Orang Rimba saat diajari memakai masker oleh staf Taman Nasional Bukit Duabelas Jambi ( IndonesiaMandiri ) – Sejak merebaknya Covid-19,...
Orang Rimba saat diajari memakai masker oleh staf Taman Nasional Bukit Duabelas |
"Orang rimba masih memegang tradisi yang merupakan kearifan leluhur, termasuk budaya menyendiri di dalam hutan, yang saat ini ternyata dapat dianalogikan dengan istilah work from home/WFH, social distancing atau physical distancing," tutur Dirjen Konservasi Sumber Daya Alam dan Ekosistem Kementerian Lingkungan Hidup dan Kehutanan/KSDAE-KLHK, Wiratno, (16/4).
Di Indonesia, kata Wiratno, terdapat kekayaan berupa ribuan praktik tradisional yang selaras dengan alam. Misalnya yang dijalankan suku Mentawai yang tak pernah memakai api untuk penyiapan lahan garapnya. Ada juga suku Daya yang memiliki sistem siklus Bera berhutan dari sistem ladangnya. Di wilayah Maluku dan Papua ada sistem Sasi, yaitu menghemat pengambilan sumberdaya laut dalam jangka tertentu. Nilai-nilai adat budaya ini menjadi fondasi dalam konservasi di era modern.
"Pandemi Covid-19 ini, seperti sebuah momentum kita untuk lebih arif dalam kehidupan di bumi, yang ternyata memerlukan istirahat dari gegap gempitanya kegiatan manusia yang seolah-olah tanpa henti. Dari Orang Rimba, kita belajar kembali kepada alam, dan mengikuti hukum-hukumNya," ungkapnya. Tentang “Besesandingon,” Kepala Balai TNBD Haidir menyampaikan, kebiasaan ini sudah dilakukan turun temurun, dan merupakan salah satu kearifan lokal Orang Rimba. Ini dilakukan untuk menjauhi keramaian, agar tak terkena wabah penyakit.
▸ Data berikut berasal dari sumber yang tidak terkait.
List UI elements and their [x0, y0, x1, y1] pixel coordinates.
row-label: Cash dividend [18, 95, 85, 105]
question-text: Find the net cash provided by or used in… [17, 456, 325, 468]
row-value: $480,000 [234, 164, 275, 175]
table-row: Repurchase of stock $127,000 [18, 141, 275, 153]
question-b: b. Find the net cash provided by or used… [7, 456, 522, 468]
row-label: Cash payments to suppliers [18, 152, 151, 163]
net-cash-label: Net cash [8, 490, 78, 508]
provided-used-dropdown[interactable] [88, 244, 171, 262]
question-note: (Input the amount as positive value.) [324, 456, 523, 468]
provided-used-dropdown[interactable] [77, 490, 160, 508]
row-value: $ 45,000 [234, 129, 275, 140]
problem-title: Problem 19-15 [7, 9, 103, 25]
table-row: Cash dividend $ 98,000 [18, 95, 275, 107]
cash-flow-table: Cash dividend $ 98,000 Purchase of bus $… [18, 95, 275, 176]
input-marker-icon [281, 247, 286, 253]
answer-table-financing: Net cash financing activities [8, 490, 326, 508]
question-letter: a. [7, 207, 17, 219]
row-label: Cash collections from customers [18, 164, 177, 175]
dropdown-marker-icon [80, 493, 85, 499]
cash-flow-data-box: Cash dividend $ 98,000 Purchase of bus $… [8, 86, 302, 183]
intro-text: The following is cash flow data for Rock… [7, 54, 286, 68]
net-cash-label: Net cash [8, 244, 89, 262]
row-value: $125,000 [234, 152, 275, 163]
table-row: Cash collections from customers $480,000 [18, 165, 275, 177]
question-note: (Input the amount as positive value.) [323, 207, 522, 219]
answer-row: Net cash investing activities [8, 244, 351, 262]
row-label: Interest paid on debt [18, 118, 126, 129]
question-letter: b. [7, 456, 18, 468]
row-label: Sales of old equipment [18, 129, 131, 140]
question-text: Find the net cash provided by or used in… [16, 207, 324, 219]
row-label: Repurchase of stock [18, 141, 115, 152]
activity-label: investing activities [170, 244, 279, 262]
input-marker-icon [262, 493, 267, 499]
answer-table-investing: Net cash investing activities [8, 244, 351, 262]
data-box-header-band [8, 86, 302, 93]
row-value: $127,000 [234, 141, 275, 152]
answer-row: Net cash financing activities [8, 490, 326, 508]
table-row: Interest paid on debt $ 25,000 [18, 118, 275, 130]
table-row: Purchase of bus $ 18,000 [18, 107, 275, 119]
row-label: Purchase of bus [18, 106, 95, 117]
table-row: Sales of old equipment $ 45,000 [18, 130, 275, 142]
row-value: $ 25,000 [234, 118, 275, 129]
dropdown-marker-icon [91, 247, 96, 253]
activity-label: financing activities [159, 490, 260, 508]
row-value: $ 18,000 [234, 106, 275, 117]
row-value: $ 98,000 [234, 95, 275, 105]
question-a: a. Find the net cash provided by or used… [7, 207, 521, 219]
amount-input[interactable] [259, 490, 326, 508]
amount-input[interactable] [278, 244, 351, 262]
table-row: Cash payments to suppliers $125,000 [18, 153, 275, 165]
Orang rimba juga dapat pendidikan di tengah hutan |
“Budaya mitigasi yang melekat pada suku anak dalam itu yang mereka sebut “Besesandingon”. Kearifan lokal ini, menjadi hal yang sangat relevan dengan kondisi pandemi Covid-19 saat ini,” jelas Haidir. Menurut Temenggung Bepayung, dan mantan Temenggung Tarib yang sekarang menjadi tetua adat, orang rimba sudah terbiasa jalani "Besesandingon", yaitu memisahkan diri atau menjauhkan diri dari orang sakit atau diduga mengidap penyakit menular, termasuk penyakit pilek dan batuk. Jadi begitu mereka mengetahui tentang penyakit korona, respon yang sama dilakukannya.
“Contoh, zaman dulu jika ada yang sakit batuk saja, itu tidak boleh melewati jalan yang biasa dilewati di dalam hutan. Kalaupun terpaksa, si penderita penyakit tersebut harus memberi tanda di ujung dan pangkal jalan, bahwa jalan tersebut baru saja dilewati oleh orang sakit. Sehingga jalan tersebut tidak boleh dilewati orang lain yang sehat, selama minimal 7 hari atau 1 minggu. Tanda yang biasa dipasang di ujung atau pangkal jalan adalah ranting pohon atau kayu berduri,” jelasnya.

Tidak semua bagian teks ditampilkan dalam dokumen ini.